Citations, from Google Scholar.
This paper describes some examples of the stochastic models found useful in the design and analysis of advanced computer and communication systems. Our major theme might be termed the control of contention. As illustrations of this theme we discuss concurrency control procedures for databases, dynamic channel assignment for cellular radio, and random access schemes for the control of a broadcast channel. We emphasize asymptotic properties of product-form distributions and we present some new results on the stability of acknowledgement based random access schemes.Keywords: concurrency control; database locking; dynamic channel assignment; cellular radio; random access schemes; product-form distributions.
In Section 3 we discuss one of the many interesting problems which arise in connection with cellular radio. Cellular radio makes efficient use of a limited number of radio channels by allowing the repeated reuse of each channel in sufficiently separated spatial regions. The topic we consider is contention between different regions for the use of dynamically assigned channels. Everitt and Macfadyen (1983) have described an analytically tractable method of dynamic channel assigment, which they term the maximum packing strategy. Again a product form solution is involved: from this it is easy to obtain asymptotic formulae applicable in light traffic. These formulae establish the advantage of the strategy over a fixed channel assignment for low enough loss probabilities, but the advantage disappears as traffic and the number of channels increase. The real potential of dynamic schemes is their ability to cope automatically with traffic intensities which fluctuate in space and time.

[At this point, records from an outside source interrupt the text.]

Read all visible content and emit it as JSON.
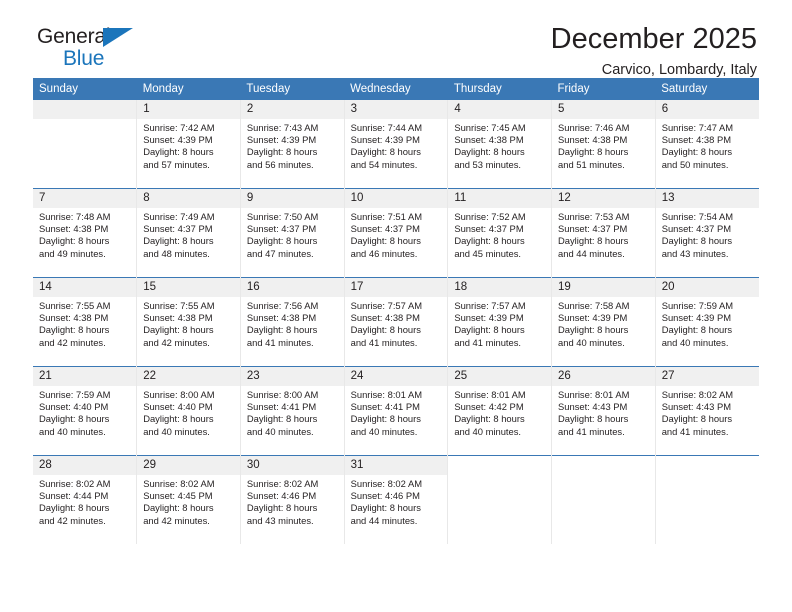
{
  "brand": {
    "name_part1": "General",
    "name_part2": "Blue",
    "accent_color": "#1b75bb"
  },
  "header": {
    "month_title": "December 2025",
    "location": "Carvico, Lombardy, Italy"
  },
  "calendar": {
    "header_bg": "#3a78b5",
    "daynum_bg": "#f0f0f0",
    "weekday_headers": [
      "Sunday",
      "Monday",
      "Tuesday",
      "Wednesday",
      "Thursday",
      "Friday",
      "Saturday"
    ],
    "weeks": [
      [
        {
          "day": "",
          "empty": true
        },
        {
          "day": "1",
          "sunrise": "Sunrise: 7:42 AM",
          "sunset": "Sunset: 4:39 PM",
          "daylight_line1": "Daylight: 8 hours",
          "daylight_line2": "and 57 minutes."
        },
        {
          "day": "2",
          "sunrise": "Sunrise: 7:43 AM",
          "sunset": "Sunset: 4:39 PM",
          "daylight_line1": "Daylight: 8 hours",
          "daylight_line2": "and 56 minutes."
        },
        {
          "day": "3",
          "sunrise": "Sunrise: 7:44 AM",
          "sunset": "Sunset: 4:39 PM",
          "daylight_line1": "Daylight: 8 hours",
          "daylight_line2": "and 54 minutes."
        },
        {
          "day": "4",
          "sunrise": "Sunrise: 7:45 AM",
          "sunset": "Sunset: 4:38 PM",
          "daylight_line1": "Daylight: 8 hours",
          "daylight_line2": "and 53 minutes."
        },
        {
          "day": "5",
          "sunrise": "Sunrise: 7:46 AM",
          "sunset": "Sunset: 4:38 PM",
          "daylight_line1": "Daylight: 8 hours",
          "daylight_line2": "and 51 minutes."
        },
        {
          "day": "6",
          "sunrise": "Sunrise: 7:47 AM",
          "sunset": "Sunset: 4:38 PM",
          "daylight_line1": "Daylight: 8 hours",
          "daylight_line2": "and 50 minutes."
        }
      ],
      [
        {
          "day": "7",
          "sunrise": "Sunrise: 7:48 AM",
          "sunset": "Sunset: 4:38 PM",
          "daylight_line1": "Daylight: 8 hours",
          "daylight_line2": "and 49 minutes."
        },
        {
          "day": "8",
          "sunrise": "Sunrise: 7:49 AM",
          "sunset": "Sunset: 4:37 PM",
          "daylight_line1": "Daylight: 8 hours",
          "daylight_line2": "and 48 minutes."
        },
        {
          "day": "9",
          "sunrise": "Sunrise: 7:50 AM",
          "sunset": "Sunset: 4:37 PM",
          "daylight_line1": "Daylight: 8 hours",
          "daylight_line2": "and 47 minutes."
        },
        {
          "day": "10",
          "sunrise": "Sunrise: 7:51 AM",
          "sunset": "Sunset: 4:37 PM",
          "daylight_line1": "Daylight: 8 hours",
          "daylight_line2": "and 46 minutes."
        },
        {
          "day": "11",
          "sunrise": "Sunrise: 7:52 AM",
          "sunset": "Sunset: 4:37 PM",
          "daylight_line1": "Daylight: 8 hours",
          "daylight_line2": "and 45 minutes."
        },
        {
          "day": "12",
          "sunrise": "Sunrise: 7:53 AM",
          "sunset": "Sunset: 4:37 PM",
          "daylight_line1": "Daylight: 8 hours",
          "daylight_line2": "and 44 minutes."
        },
        {
          "day": "13",
          "sunrise": "Sunrise: 7:54 AM",
          "sunset": "Sunset: 4:37 PM",
          "daylight_line1": "Daylight: 8 hours",
          "daylight_line2": "and 43 minutes."
        }
      ],
      [
        {
          "day": "14",
          "sunrise": "Sunrise: 7:55 AM",
          "sunset": "Sunset: 4:38 PM",
          "daylight_line1": "Daylight: 8 hours",
          "daylight_line2": "and 42 minutes."
        },
        {
          "day": "15",
          "sunrise": "Sunrise: 7:55 AM",
          "sunset": "Sunset: 4:38 PM",
          "daylight_line1": "Daylight: 8 hours",
          "daylight_line2": "and 42 minutes."
        },
        {
          "day": "16",
          "sunrise": "Sunrise: 7:56 AM",
          "sunset": "Sunset: 4:38 PM",
          "daylight_line1": "Daylight: 8 hours",
          "daylight_line2": "and 41 minutes."
        },
        {
          "day": "17",
          "sunrise": "Sunrise: 7:57 AM",
          "sunset": "Sunset: 4:38 PM",
          "daylight_line1": "Daylight: 8 hours",
          "daylight_line2": "and 41 minutes."
        },
        {
          "day": "18",
          "sunrise": "Sunrise: 7:57 AM",
          "sunset": "Sunset: 4:39 PM",
          "daylight_line1": "Daylight: 8 hours",
          "daylight_line2": "and 41 minutes."
        },
        {
          "day": "19",
          "sunrise": "Sunrise: 7:58 AM",
          "sunset": "Sunset: 4:39 PM",
          "daylight_line1": "Daylight: 8 hours",
          "daylight_line2": "and 40 minutes."
        },
        {
          "day": "20",
          "sunrise": "Sunrise: 7:59 AM",
          "sunset": "Sunset: 4:39 PM",
          "daylight_line1": "Daylight: 8 hours",
          "daylight_line2": "and 40 minutes."
        }
      ],
      [
        {
          "day": "21",
          "sunrise": "Sunrise: 7:59 AM",
          "sunset": "Sunset: 4:40 PM",
          "daylight_line1": "Daylight: 8 hours",
          "daylight_line2": "and 40 minutes."
        },
        {
          "day": "22",
          "sunrise": "Sunrise: 8:00 AM",
          "sunset": "Sunset: 4:40 PM",
          "daylight_line1": "Daylight: 8 hours",
          "daylight_line2": "and 40 minutes."
        },
        {
          "day": "23",
          "sunrise": "Sunrise: 8:00 AM",
          "sunset": "Sunset: 4:41 PM",
          "daylight_line1": "Daylight: 8 hours",
          "daylight_line2": "and 40 minutes."
        },
        {
          "day": "24",
          "sunrise": "Sunrise: 8:01 AM",
          "sunset": "Sunset: 4:41 PM",
          "daylight_line1": "Daylight: 8 hours",
          "daylight_line2": "and 40 minutes."
        },
        {
          "day": "25",
          "sunrise": "Sunrise: 8:01 AM",
          "sunset": "Sunset: 4:42 PM",
          "daylight_line1": "Daylight: 8 hours",
          "daylight_line2": "and 40 minutes."
        },
        {
          "day": "26",
          "sunrise": "Sunrise: 8:01 AM",
          "sunset": "Sunset: 4:43 PM",
          "daylight_line1": "Daylight: 8 hours",
          "daylight_line2": "and 41 minutes."
        },
        {
          "day": "27",
          "sunrise": "Sunrise: 8:02 AM",
          "sunset": "Sunset: 4:43 PM",
          "daylight_line1": "Daylight: 8 hours",
          "daylight_line2": "and 41 minutes."
        }
      ],
      [
        {
          "day": "28",
          "sunrise": "Sunrise: 8:02 AM",
          "sunset": "Sunset: 4:44 PM",
          "daylight_line1": "Daylight: 8 hours",
          "daylight_line2": "and 42 minutes."
        },
        {
          "day": "29",
          "sunrise": "Sunrise: 8:02 AM",
          "sunset": "Sunset: 4:45 PM",
          "daylight_line1": "Daylight: 8 hours",
          "daylight_line2": "and 42 minutes."
        },
        {
          "day": "30",
          "sunrise": "Sunrise: 8:02 AM",
          "sunset": "Sunset: 4:46 PM",
          "daylight_line1": "Daylight: 8 hours",
          "daylight_line2": "and 43 minutes."
        },
        {
          "day": "31",
          "sunrise": "Sunrise: 8:02 AM",
          "sunset": "Sunset: 4:46 PM",
          "daylight_line1": "Daylight: 8 hours",
          "daylight_line2": "and 44 minutes."
        },
        {
          "day": "",
          "blank": true
        },
        {
          "day": "",
          "blank": true
        },
        {
          "day": "",
          "blank": true
        }
      ]
    ]
  }
}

We go to some lengths in Sections 2 and 3 to indicate relationships with work on random fields (Preston, 1976).
In Section 4 we discuss random access schemes for the control of a broadcast channel shared by a large number of users. This is an example of an increasingly important class of problem: high data rates and extensive parallel processing lead to distributed computer systems whose performance is often constrained by fundamental limitations (imposed by the speed of light) on how well the various components can coordinate their activity. We outline the results of Mikhailov (1979) and Hajek (1982a) on random access schemes using channel feedback, and we present some new results on the stability of acknowledgement based random access schemes.
Queueing network models have been used extensively in connection with packet-switching communication networks and time-shared multiprogrammed computer facilities. See Kleinrock (1976) for an introduction to this area, including an account of the role of models in the design of the ARPANET system, and Kelly (1979) and Gelenbe and Mitrani (1980) for further details of the models themselves. A major aim of these models has been to relate performance measures such as queue lengths, throughput and delays to the dimensioning of system components. The models considered in this paper have a rather different emphasis, their main aim being to provide insight into the mechanisms by which contention limits the performance of a system.
No attempt is made here to survey all the important probabilistic questions concerning the systems described: for a fuller perspective the reader is referred to Christodoulakis (1984) on database systems, Davis (1984) on cellular radio and Stuck (1984) on channel access methods. An indication of the enormous scope for probabilistic modelling in the design and analysis of computer communication systems can be found in the volumes edited by Disney and Ott (1982), Baccelli and Fayolle (1984), Iazeolla et al. (1984), Gelenbe (1984) and Gopinath (1985).